« Saigneurs », de Raphaël Girardot : Frères de sang

Dans Saigneurs, Raphaël Girardot et Vincent Gaullier filment des ouvriers sur la chaîne d’un abattoir.

Christophe Kantcheff  • 1 mars 2017 abonné·es
« Saigneurs », de Raphaël Girardot : Frères de sang
© Photo : DR

Les images issues d’abattoirs aujourd’hui se multiplient, documentant la souffrance animale. Le film de Raphaël Girardot et Vincent Gaullier, Saigneurs, porte son attention, quant à lui, sur les humains qui y travaillent. Sur ces hommes et ces peu nombreuses femmes qui « traitent » l’animal, de sa mise à mort, la -saignée (ici hors champ), à l’enlèvement de la carcasse en passant par toutes les découpes nécessaires.

Avant Saigneurs, Entrée du personnel (2013), le documentaire de Manuela Frésil, avait déjà raconté ce que le travail dans un abattoir avait de destructeur. Mais la caméra n’avait pu s’installer au cœur du lieu, se nourrissant avant tout de témoignages.

L’intégralité du film de Raphaël Girardot et Vincent Gaullier se déroule dans l’abattoir de Vitré (Ille-et-Vilaine), le plus souvent auprès de la chaîne où les employés s’activent. On travaille dans un abattoir comme chez Renault. Chacun exécute les quelques gestes requis aussi vite que possible. Certains -prétendent que la classe ouvrière a disparu. La conscience de classe, sans doute, mais perdurent ceux qui assemblent (des voitures) ou désassemblent (des corps d’animaux) à des cadences soutenues. Les temps postmodernes ont remplacé les temps modernes de Charlie Chaplin, mais le successeur de Charlot continue d’être absorbé par sa machine.

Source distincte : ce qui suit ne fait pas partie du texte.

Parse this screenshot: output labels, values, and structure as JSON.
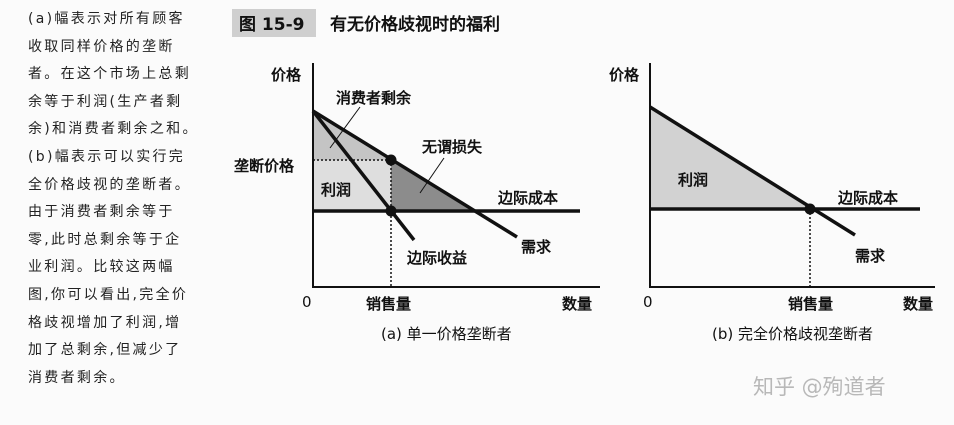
{
  "side_text": [
    "(a)幅表示对所有顾客",
    "收取同样价格的垄断",
    "者。在这个市场上总剩",
    "余等于利润(生产者剩",
    "余)和消费者剩余之和。",
    "(b)幅表示可以实行完",
    "全价格歧视的垄断者。",
    "由于消费者剩余等于",
    "零,此时总剩余等于企",
    "业利润。比较这两幅",
    "图,你可以看出,完全价",
    "格歧视增加了利润,增",
    "加了总剩余,但减少了",
    "消费者剩余。"
  ],
  "figure": {
    "number": "图 15-9",
    "title": "有无价格歧视时的福利",
    "panel_a": {
      "y_axis": "价格",
      "x_axis": "数量",
      "origin": "0",
      "quantity_tick": "销售量",
      "price_tick": "垄断价格",
      "consumer_surplus": "消费者剩余",
      "deadweight_loss": "无谓损失",
      "profit": "利润",
      "marginal_cost": "边际成本",
      "demand": "需求",
      "marginal_revenue": "边际收益",
      "caption": "(a) 单一价格垄断者"
    },
    "panel_b": {
      "y_axis": "价格",
      "x_axis": "数量",
      "origin": "0",
      "quantity_tick": "销售量",
      "profit": "利润",
      "marginal_cost": "边际成本",
      "demand": "需求",
      "caption": "(b) 完全价格歧视垄断者"
    }
  },
  "watermark": "知乎 @殉道者",
  "colors": {
    "consumer_surplus": "#c4c4c4",
    "profit": "#dedede",
    "deadweight_loss": "#8c8c8c",
    "line": "#111111"
  }
}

Le film s’ouvre sur une séquence où un ouvrier, à son poste sur la chaîne, prêt à trancher dans la première bête de sa journée, effectue des mouvements d’échauffement. Précaution dérisoire au regard de ce que son corps va subir des heures durant, la répétition assassine de torsions du poignet, de flexions des avant-bras, d’oscillations des épaules…

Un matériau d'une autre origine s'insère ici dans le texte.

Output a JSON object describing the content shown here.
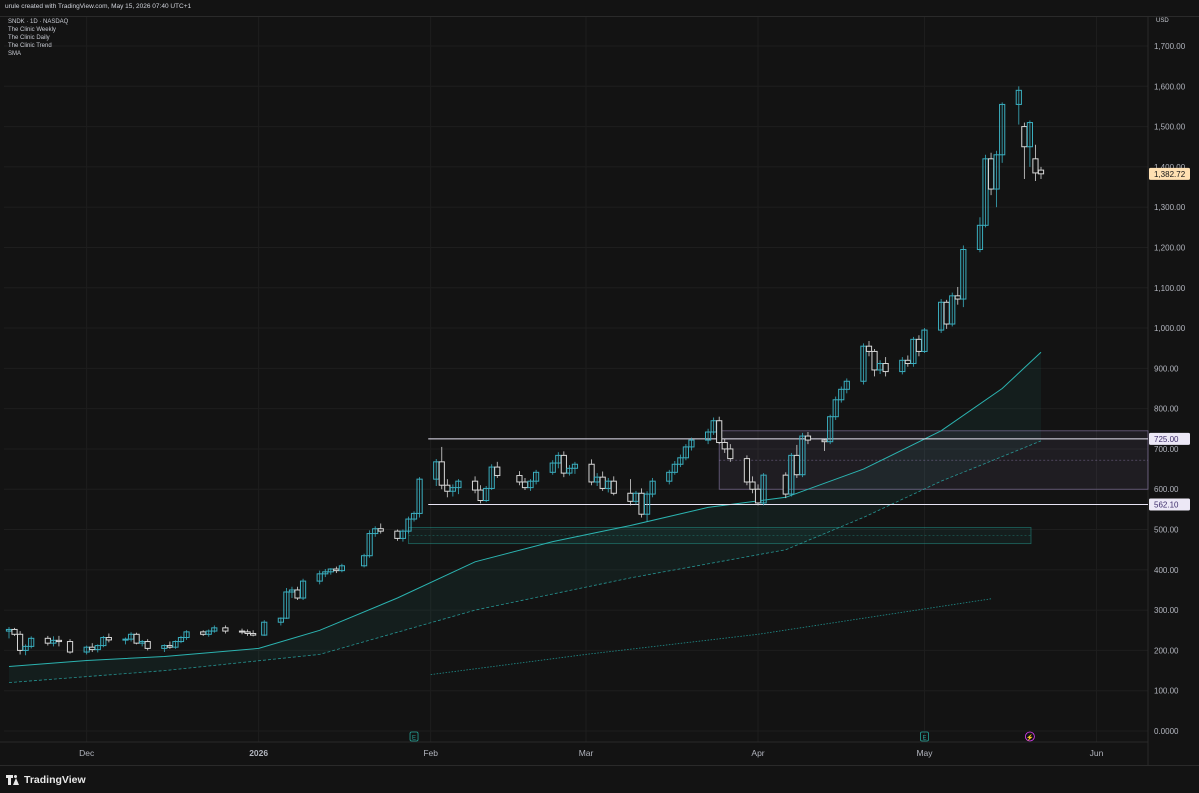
{
  "header": {
    "created_by": "urule created with TradingView.com, May 15, 2026 07:40 UTC+1"
  },
  "legend": {
    "symbol": "SNDK · 1D · NASDAQ",
    "indicators": [
      "The Clinic Weekly",
      "The Clinic Daily",
      "The Clinic Trend",
      "SMA"
    ]
  },
  "price_axis": {
    "currency": "USD",
    "labels": [
      "1,700.00",
      "1,600.00",
      "1,500.00",
      "1,400.00",
      "1,300.00",
      "1,200.00",
      "1,100.00",
      "1,000.00",
      "900.00",
      "800.00",
      "700.00",
      "600.00",
      "500.00",
      "400.00",
      "300.00",
      "200.00",
      "100.00",
      "0.0000"
    ]
  },
  "price_tags": {
    "last": "1,382.72",
    "resistance": "725.00",
    "support": "562.10"
  },
  "time_axis": {
    "labels": [
      "Dec",
      "2026",
      "Feb",
      "Mar",
      "Apr",
      "May",
      "Jun"
    ]
  },
  "event_markers": [
    "E",
    "E",
    "⚡"
  ],
  "footer": {
    "brand": "TradingView"
  },
  "colors": {
    "background": "#131313",
    "up_candle": "#3aaebf",
    "down_candle": "#d7d7d7",
    "sma_fast": "#2bb3b0",
    "sma_slow": "#1f8f8c",
    "zone_purple": "#b39ddb",
    "zone_teal": "#26a69a",
    "last_price_tag": "#ffe0b2"
  },
  "chart_data": {
    "type": "candlestick",
    "symbol": "SNDK",
    "interval": "1D",
    "x_range": [
      "2025-11-17",
      "2026-06-05"
    ],
    "ylim": [
      0,
      1750
    ],
    "y_scale": "linear",
    "grid": true,
    "candles": [
      {
        "date": "2025-11-17",
        "o": 248,
        "h": 258,
        "l": 230,
        "c": 252
      },
      {
        "date": "2025-11-18",
        "o": 252,
        "h": 256,
        "l": 236,
        "c": 240
      },
      {
        "date": "2025-11-19",
        "o": 240,
        "h": 248,
        "l": 190,
        "c": 200
      },
      {
        "date": "2025-11-20",
        "o": 200,
        "h": 215,
        "l": 188,
        "c": 210
      },
      {
        "date": "2025-11-21",
        "o": 210,
        "h": 235,
        "l": 205,
        "c": 230
      },
      {
        "date": "2025-11-24",
        "o": 230,
        "h": 236,
        "l": 212,
        "c": 218
      },
      {
        "date": "2025-11-25",
        "o": 218,
        "h": 235,
        "l": 210,
        "c": 225
      },
      {
        "date": "2025-11-26",
        "o": 225,
        "h": 236,
        "l": 210,
        "c": 222
      },
      {
        "date": "2025-11-28",
        "o": 222,
        "h": 228,
        "l": 192,
        "c": 196
      },
      {
        "date": "2025-12-01",
        "o": 196,
        "h": 212,
        "l": 190,
        "c": 208
      },
      {
        "date": "2025-12-02",
        "o": 208,
        "h": 218,
        "l": 196,
        "c": 202
      },
      {
        "date": "2025-12-03",
        "o": 202,
        "h": 215,
        "l": 195,
        "c": 212
      },
      {
        "date": "2025-12-04",
        "o": 212,
        "h": 236,
        "l": 208,
        "c": 232
      },
      {
        "date": "2025-12-05",
        "o": 232,
        "h": 242,
        "l": 220,
        "c": 226
      },
      {
        "date": "2025-12-08",
        "o": 226,
        "h": 232,
        "l": 215,
        "c": 228
      },
      {
        "date": "2025-12-09",
        "o": 228,
        "h": 245,
        "l": 222,
        "c": 240
      },
      {
        "date": "2025-12-10",
        "o": 240,
        "h": 244,
        "l": 215,
        "c": 218
      },
      {
        "date": "2025-12-11",
        "o": 218,
        "h": 226,
        "l": 210,
        "c": 222
      },
      {
        "date": "2025-12-12",
        "o": 222,
        "h": 228,
        "l": 200,
        "c": 205
      },
      {
        "date": "2025-12-15",
        "o": 205,
        "h": 215,
        "l": 196,
        "c": 212
      },
      {
        "date": "2025-12-16",
        "o": 212,
        "h": 222,
        "l": 204,
        "c": 208
      },
      {
        "date": "2025-12-17",
        "o": 208,
        "h": 225,
        "l": 204,
        "c": 222
      },
      {
        "date": "2025-12-18",
        "o": 222,
        "h": 236,
        "l": 218,
        "c": 232
      },
      {
        "date": "2025-12-19",
        "o": 232,
        "h": 250,
        "l": 226,
        "c": 246
      },
      {
        "date": "2025-12-22",
        "o": 246,
        "h": 250,
        "l": 236,
        "c": 240
      },
      {
        "date": "2025-12-23",
        "o": 240,
        "h": 252,
        "l": 234,
        "c": 248
      },
      {
        "date": "2025-12-24",
        "o": 248,
        "h": 262,
        "l": 244,
        "c": 256
      },
      {
        "date": "2025-12-26",
        "o": 256,
        "h": 262,
        "l": 242,
        "c": 248
      },
      {
        "date": "2025-12-29",
        "o": 248,
        "h": 254,
        "l": 240,
        "c": 246
      },
      {
        "date": "2025-12-30",
        "o": 246,
        "h": 252,
        "l": 236,
        "c": 242
      },
      {
        "date": "2025-12-31",
        "o": 242,
        "h": 250,
        "l": 235,
        "c": 238
      },
      {
        "date": "2026-01-02",
        "o": 238,
        "h": 275,
        "l": 236,
        "c": 270
      },
      {
        "date": "2026-01-05",
        "o": 270,
        "h": 282,
        "l": 262,
        "c": 280
      },
      {
        "date": "2026-01-06",
        "o": 280,
        "h": 355,
        "l": 278,
        "c": 345
      },
      {
        "date": "2026-01-07",
        "o": 345,
        "h": 358,
        "l": 330,
        "c": 350
      },
      {
        "date": "2026-01-08",
        "o": 350,
        "h": 358,
        "l": 325,
        "c": 330
      },
      {
        "date": "2026-01-09",
        "o": 330,
        "h": 378,
        "l": 325,
        "c": 372
      },
      {
        "date": "2026-01-12",
        "o": 372,
        "h": 398,
        "l": 364,
        "c": 390
      },
      {
        "date": "2026-01-13",
        "o": 390,
        "h": 402,
        "l": 382,
        "c": 395
      },
      {
        "date": "2026-01-14",
        "o": 395,
        "h": 404,
        "l": 388,
        "c": 402
      },
      {
        "date": "2026-01-15",
        "o": 402,
        "h": 408,
        "l": 392,
        "c": 398
      },
      {
        "date": "2026-01-16",
        "o": 398,
        "h": 415,
        "l": 394,
        "c": 410
      },
      {
        "date": "2026-01-20",
        "o": 410,
        "h": 440,
        "l": 406,
        "c": 435
      },
      {
        "date": "2026-01-21",
        "o": 435,
        "h": 498,
        "l": 430,
        "c": 490
      },
      {
        "date": "2026-01-22",
        "o": 490,
        "h": 508,
        "l": 482,
        "c": 502
      },
      {
        "date": "2026-01-23",
        "o": 502,
        "h": 515,
        "l": 490,
        "c": 496
      },
      {
        "date": "2026-01-26",
        "o": 496,
        "h": 500,
        "l": 472,
        "c": 478
      },
      {
        "date": "2026-01-27",
        "o": 478,
        "h": 500,
        "l": 470,
        "c": 496
      },
      {
        "date": "2026-01-28",
        "o": 496,
        "h": 532,
        "l": 490,
        "c": 526
      },
      {
        "date": "2026-01-29",
        "o": 526,
        "h": 545,
        "l": 520,
        "c": 540
      },
      {
        "date": "2026-01-30",
        "o": 540,
        "h": 630,
        "l": 530,
        "c": 625
      },
      {
        "date": "2026-02-02",
        "o": 625,
        "h": 675,
        "l": 608,
        "c": 668
      },
      {
        "date": "2026-02-03",
        "o": 668,
        "h": 705,
        "l": 600,
        "c": 610
      },
      {
        "date": "2026-02-04",
        "o": 610,
        "h": 625,
        "l": 580,
        "c": 595
      },
      {
        "date": "2026-02-05",
        "o": 595,
        "h": 612,
        "l": 582,
        "c": 604
      },
      {
        "date": "2026-02-06",
        "o": 604,
        "h": 625,
        "l": 588,
        "c": 620
      },
      {
        "date": "2026-02-09",
        "o": 620,
        "h": 632,
        "l": 590,
        "c": 598
      },
      {
        "date": "2026-02-10",
        "o": 598,
        "h": 610,
        "l": 565,
        "c": 572
      },
      {
        "date": "2026-02-11",
        "o": 572,
        "h": 608,
        "l": 568,
        "c": 602
      },
      {
        "date": "2026-02-12",
        "o": 602,
        "h": 662,
        "l": 598,
        "c": 655
      },
      {
        "date": "2026-02-13",
        "o": 655,
        "h": 668,
        "l": 628,
        "c": 634
      },
      {
        "date": "2026-02-17",
        "o": 634,
        "h": 645,
        "l": 610,
        "c": 618
      },
      {
        "date": "2026-02-18",
        "o": 618,
        "h": 628,
        "l": 598,
        "c": 604
      },
      {
        "date": "2026-02-19",
        "o": 604,
        "h": 625,
        "l": 596,
        "c": 620
      },
      {
        "date": "2026-02-20",
        "o": 620,
        "h": 648,
        "l": 612,
        "c": 642
      },
      {
        "date": "2026-02-23",
        "o": 642,
        "h": 672,
        "l": 636,
        "c": 665
      },
      {
        "date": "2026-02-24",
        "o": 665,
        "h": 692,
        "l": 652,
        "c": 684
      },
      {
        "date": "2026-02-25",
        "o": 684,
        "h": 694,
        "l": 630,
        "c": 640
      },
      {
        "date": "2026-02-26",
        "o": 640,
        "h": 660,
        "l": 634,
        "c": 652
      },
      {
        "date": "2026-02-27",
        "o": 652,
        "h": 668,
        "l": 638,
        "c": 662
      },
      {
        "date": "2026-03-02",
        "o": 662,
        "h": 674,
        "l": 610,
        "c": 618
      },
      {
        "date": "2026-03-03",
        "o": 618,
        "h": 640,
        "l": 608,
        "c": 630
      },
      {
        "date": "2026-03-04",
        "o": 630,
        "h": 644,
        "l": 596,
        "c": 602
      },
      {
        "date": "2026-03-05",
        "o": 602,
        "h": 628,
        "l": 592,
        "c": 620
      },
      {
        "date": "2026-03-06",
        "o": 620,
        "h": 632,
        "l": 585,
        "c": 590
      },
      {
        "date": "2026-03-09",
        "o": 590,
        "h": 625,
        "l": 560,
        "c": 570
      },
      {
        "date": "2026-03-10",
        "o": 570,
        "h": 596,
        "l": 562,
        "c": 590
      },
      {
        "date": "2026-03-11",
        "o": 590,
        "h": 602,
        "l": 530,
        "c": 538
      },
      {
        "date": "2026-03-12",
        "o": 538,
        "h": 595,
        "l": 520,
        "c": 588
      },
      {
        "date": "2026-03-13",
        "o": 588,
        "h": 628,
        "l": 580,
        "c": 620
      },
      {
        "date": "2026-03-16",
        "o": 620,
        "h": 648,
        "l": 612,
        "c": 642
      },
      {
        "date": "2026-03-17",
        "o": 642,
        "h": 670,
        "l": 636,
        "c": 662
      },
      {
        "date": "2026-03-18",
        "o": 662,
        "h": 686,
        "l": 655,
        "c": 678
      },
      {
        "date": "2026-03-19",
        "o": 678,
        "h": 712,
        "l": 672,
        "c": 705
      },
      {
        "date": "2026-03-20",
        "o": 705,
        "h": 728,
        "l": 696,
        "c": 722
      },
      {
        "date": "2026-03-23",
        "o": 722,
        "h": 750,
        "l": 712,
        "c": 742
      },
      {
        "date": "2026-03-24",
        "o": 742,
        "h": 778,
        "l": 735,
        "c": 770
      },
      {
        "date": "2026-03-25",
        "o": 770,
        "h": 780,
        "l": 712,
        "c": 716
      },
      {
        "date": "2026-03-26",
        "o": 716,
        "h": 726,
        "l": 690,
        "c": 700
      },
      {
        "date": "2026-03-27",
        "o": 700,
        "h": 712,
        "l": 668,
        "c": 676
      },
      {
        "date": "2026-03-30",
        "o": 676,
        "h": 684,
        "l": 610,
        "c": 618
      },
      {
        "date": "2026-03-31",
        "o": 618,
        "h": 632,
        "l": 590,
        "c": 600
      },
      {
        "date": "2026-04-01",
        "o": 600,
        "h": 612,
        "l": 560,
        "c": 566
      },
      {
        "date": "2026-04-02",
        "o": 566,
        "h": 640,
        "l": 560,
        "c": 635
      },
      {
        "date": "2026-04-06",
        "o": 635,
        "h": 642,
        "l": 578,
        "c": 588
      },
      {
        "date": "2026-04-07",
        "o": 588,
        "h": 690,
        "l": 582,
        "c": 684
      },
      {
        "date": "2026-04-08",
        "o": 684,
        "h": 710,
        "l": 628,
        "c": 636
      },
      {
        "date": "2026-04-09",
        "o": 636,
        "h": 740,
        "l": 630,
        "c": 732
      },
      {
        "date": "2026-04-10",
        "o": 732,
        "h": 742,
        "l": 712,
        "c": 722
      },
      {
        "date": "2026-04-13",
        "o": 722,
        "h": 726,
        "l": 695,
        "c": 718
      },
      {
        "date": "2026-04-14",
        "o": 718,
        "h": 785,
        "l": 712,
        "c": 780
      },
      {
        "date": "2026-04-15",
        "o": 780,
        "h": 830,
        "l": 772,
        "c": 822
      },
      {
        "date": "2026-04-16",
        "o": 822,
        "h": 855,
        "l": 815,
        "c": 848
      },
      {
        "date": "2026-04-17",
        "o": 848,
        "h": 875,
        "l": 838,
        "c": 868
      },
      {
        "date": "2026-04-20",
        "o": 868,
        "h": 962,
        "l": 860,
        "c": 955
      },
      {
        "date": "2026-04-21",
        "o": 955,
        "h": 968,
        "l": 930,
        "c": 942
      },
      {
        "date": "2026-04-22",
        "o": 942,
        "h": 948,
        "l": 880,
        "c": 896
      },
      {
        "date": "2026-04-23",
        "o": 896,
        "h": 920,
        "l": 886,
        "c": 912
      },
      {
        "date": "2026-04-24",
        "o": 912,
        "h": 928,
        "l": 880,
        "c": 892
      },
      {
        "date": "2026-04-27",
        "o": 892,
        "h": 928,
        "l": 885,
        "c": 920
      },
      {
        "date": "2026-04-28",
        "o": 920,
        "h": 932,
        "l": 904,
        "c": 912
      },
      {
        "date": "2026-04-29",
        "o": 912,
        "h": 978,
        "l": 904,
        "c": 972
      },
      {
        "date": "2026-04-30",
        "o": 972,
        "h": 982,
        "l": 930,
        "c": 942
      },
      {
        "date": "2026-05-01",
        "o": 942,
        "h": 1000,
        "l": 938,
        "c": 995
      },
      {
        "date": "2026-05-04",
        "o": 995,
        "h": 1072,
        "l": 988,
        "c": 1064
      },
      {
        "date": "2026-05-05",
        "o": 1064,
        "h": 1070,
        "l": 998,
        "c": 1010
      },
      {
        "date": "2026-05-06",
        "o": 1010,
        "h": 1088,
        "l": 1004,
        "c": 1080
      },
      {
        "date": "2026-05-07",
        "o": 1080,
        "h": 1102,
        "l": 1058,
        "c": 1072
      },
      {
        "date": "2026-05-08",
        "o": 1072,
        "h": 1205,
        "l": 1052,
        "c": 1195
      },
      {
        "date": "2026-05-11",
        "o": 1195,
        "h": 1275,
        "l": 1188,
        "c": 1255
      },
      {
        "date": "2026-05-12",
        "o": 1255,
        "h": 1430,
        "l": 1250,
        "c": 1420
      },
      {
        "date": "2026-05-13",
        "o": 1420,
        "h": 1435,
        "l": 1330,
        "c": 1345
      },
      {
        "date": "2026-05-14",
        "o": 1345,
        "h": 1440,
        "l": 1300,
        "c": 1430
      },
      {
        "date": "2026-05-15",
        "o": 1430,
        "h": 1560,
        "l": 1410,
        "c": 1555
      },
      {
        "date": "2026-05-18",
        "o": 1555,
        "h": 1600,
        "l": 1505,
        "c": 1590
      },
      {
        "date": "2026-05-19",
        "o": 1500,
        "h": 1510,
        "l": 1370,
        "c": 1450
      },
      {
        "date": "2026-05-20",
        "o": 1450,
        "h": 1515,
        "l": 1400,
        "c": 1510
      },
      {
        "date": "2026-05-21",
        "o": 1420,
        "h": 1455,
        "l": 1365,
        "c": 1385
      },
      {
        "date": "2026-05-22",
        "o": 1392,
        "h": 1400,
        "l": 1370,
        "c": 1382.72
      }
    ],
    "sma_fast": [
      {
        "date": "2025-11-17",
        "v": 160
      },
      {
        "date": "2025-12-01",
        "v": 175
      },
      {
        "date": "2025-12-15",
        "v": 185
      },
      {
        "date": "2026-01-01",
        "v": 205
      },
      {
        "date": "2026-01-12",
        "v": 250
      },
      {
        "date": "2026-01-26",
        "v": 330
      },
      {
        "date": "2026-02-09",
        "v": 420
      },
      {
        "date": "2026-02-23",
        "v": 470
      },
      {
        "date": "2026-03-09",
        "v": 510
      },
      {
        "date": "2026-03-23",
        "v": 555
      },
      {
        "date": "2026-04-06",
        "v": 580
      },
      {
        "date": "2026-04-20",
        "v": 650
      },
      {
        "date": "2026-05-04",
        "v": 745
      },
      {
        "date": "2026-05-15",
        "v": 850
      },
      {
        "date": "2026-05-22",
        "v": 940
      }
    ],
    "sma_slow": [
      {
        "date": "2025-11-17",
        "v": 120
      },
      {
        "date": "2025-12-15",
        "v": 150
      },
      {
        "date": "2026-01-12",
        "v": 190
      },
      {
        "date": "2026-02-09",
        "v": 300
      },
      {
        "date": "2026-03-09",
        "v": 380
      },
      {
        "date": "2026-04-06",
        "v": 450
      },
      {
        "date": "2026-04-20",
        "v": 530
      },
      {
        "date": "2026-05-04",
        "v": 620
      },
      {
        "date": "2026-05-22",
        "v": 720
      }
    ],
    "sma_long": [
      {
        "date": "2026-02-01",
        "v": 140
      },
      {
        "date": "2026-03-01",
        "v": 190
      },
      {
        "date": "2026-04-01",
        "v": 240
      },
      {
        "date": "2026-04-20",
        "v": 280
      },
      {
        "date": "2026-05-13",
        "v": 328
      }
    ],
    "levels": [
      {
        "price": 725.0,
        "from": "2026-02-02",
        "color": "#b39ddb"
      },
      {
        "price": 562.1,
        "from": "2026-02-02",
        "color": "#b39ddb"
      }
    ],
    "zones": [
      {
        "top": 745,
        "bottom": 600,
        "from": "2026-03-25",
        "mid": 672,
        "color": "#b39ddb"
      },
      {
        "top": 505,
        "bottom": 465,
        "from": "2026-01-28",
        "mid": 485,
        "color": "#26a69a"
      }
    ],
    "cloud": {
      "upper": "sma_fast",
      "lower": "sma_slow",
      "color": "#26a69a"
    }
  }
}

La caméra capte ces corps-à-corps furtifs, la main de l’homme entaillant le cuir ou les entrailles avec un couteau qui s’use rapidement, le geste devenant alors plus dur encore. Parfois le couteau se déroute inopinément et blesse le travailleur. Les accidents sont légion, comprend-on au fil des réunions de sécurité auxquels on assiste. À 50 ans, parfois plus tôt, les corps sont abîmés, les gens remerciés. « On a du mal à faire reconnaître la pénibilité de notre travail », affirme cependant un syndicaliste. Les employés demandent régulièrement à changer de poste, en vain le plus souvent.

L’abattoir est une machine infernale. Neuf minutes de pause après 3 heures (3 minutes par heure), pendant lesquelles il faut retirer le gros du sang sur soi, se rendre au local ad hoc, puis retourner à son poste, se rééquiper. Et c’est reparti pour 3 heures. Dans un abattoir, un ouvrier est transformé en chair à capitalisme. Pas seulement son corps. L’un d’eux dit ses regrets de ne pas avoir eu, plus jeune, « l’ambition » d’en sortir. Il n’est pas dépourvu de projets ; mais il est plus exact de les qualifier de « rêves », souffle-t-il.

On reste à l’abattoir comme englué dans le sang des bêtes, pris dans un piège, pour un salaire de misère. Ceux qui tuent les animaux ont les yeux dans le vague quand on leur demande si c’est dur. Quels sont les mots pour décrire ce cauchemar ?

Saigneurs, Raphaël Girardot et Vincent Gaullier, 1 h 37.